STRUM — Mike Wolf’s introduction to the COVID-19 pandemic began in May as a persistent cough with a bit of congestion.
“It was really no different than the normal allergy symptoms I get that time of year,” said Wolf, who was 39 at the time and considered himself a healthy guy.
Just to be safe, when he developed a fever, Mike went to get a COVID-19 test in Arcadia, where the Wisconsin National Guard happened to be offering free tests.
A few days later, his results came back positive.
Somehow, although his family had been careful to follow recommended safety precautions and, with the exception of going to work, had been mostly hunkering down in their Strum home for the previous two months, Mike had contracted COVID-19 and become a statistic in the pandemic that has now resulted in more than 29 million cases and 925,000 deaths worldwide.
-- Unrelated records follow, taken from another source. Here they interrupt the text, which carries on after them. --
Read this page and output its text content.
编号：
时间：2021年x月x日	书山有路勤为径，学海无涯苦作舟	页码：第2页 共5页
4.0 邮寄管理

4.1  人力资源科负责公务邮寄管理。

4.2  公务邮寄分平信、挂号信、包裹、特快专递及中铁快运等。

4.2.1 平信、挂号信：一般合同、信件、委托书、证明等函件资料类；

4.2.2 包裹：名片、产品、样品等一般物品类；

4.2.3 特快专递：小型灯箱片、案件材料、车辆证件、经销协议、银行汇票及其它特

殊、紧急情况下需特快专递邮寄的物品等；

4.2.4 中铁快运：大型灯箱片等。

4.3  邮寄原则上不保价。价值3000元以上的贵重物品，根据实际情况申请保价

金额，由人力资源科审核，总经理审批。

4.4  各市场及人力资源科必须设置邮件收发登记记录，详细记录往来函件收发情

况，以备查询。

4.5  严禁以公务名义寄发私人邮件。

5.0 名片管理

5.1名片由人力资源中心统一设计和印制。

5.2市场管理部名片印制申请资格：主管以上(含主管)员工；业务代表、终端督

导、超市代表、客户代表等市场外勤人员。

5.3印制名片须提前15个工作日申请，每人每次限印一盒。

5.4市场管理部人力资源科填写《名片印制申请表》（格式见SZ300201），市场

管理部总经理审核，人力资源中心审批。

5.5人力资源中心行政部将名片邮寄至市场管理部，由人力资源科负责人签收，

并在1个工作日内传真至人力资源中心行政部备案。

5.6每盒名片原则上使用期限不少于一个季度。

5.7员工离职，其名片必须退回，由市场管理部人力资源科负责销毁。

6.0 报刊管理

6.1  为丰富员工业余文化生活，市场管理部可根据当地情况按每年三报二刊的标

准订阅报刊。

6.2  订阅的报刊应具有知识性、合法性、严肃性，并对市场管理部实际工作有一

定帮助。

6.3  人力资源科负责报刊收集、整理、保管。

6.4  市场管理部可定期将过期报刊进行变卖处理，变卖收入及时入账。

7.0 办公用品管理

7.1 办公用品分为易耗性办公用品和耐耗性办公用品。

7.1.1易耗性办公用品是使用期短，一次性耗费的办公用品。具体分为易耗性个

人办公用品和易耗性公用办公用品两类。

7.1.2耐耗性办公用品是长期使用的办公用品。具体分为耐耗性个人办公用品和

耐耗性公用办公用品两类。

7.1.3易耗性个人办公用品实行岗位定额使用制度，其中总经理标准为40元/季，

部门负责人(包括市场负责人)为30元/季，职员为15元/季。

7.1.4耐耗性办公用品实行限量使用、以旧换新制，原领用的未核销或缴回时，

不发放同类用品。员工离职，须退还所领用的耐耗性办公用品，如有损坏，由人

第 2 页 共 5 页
His nightmarish battle with the virus led to a 43-day hospital stay that included 11 days on a ventilator. During that time, Mike suffered from blood clots, collapsed lungs and his heart stopping twice.
The only good news, if you can call it that, is that Mike doesn’t remember the worst of the ordeal, as he has a monthlong gap in his memory.
Four months after he started feeling ill on May 17, Mike still is too weak to work. His goal is to return to his job as a materials handler at Ashley Furniture in Arcadia by February — a full nine months after the onset of his first symptoms.
“What a mess,” Mike said, summing up the impact of COVID-19 on his life.
Ironically, it wasn’t Mike the family was worried about as they sheltered in place during the early days of the pandemic.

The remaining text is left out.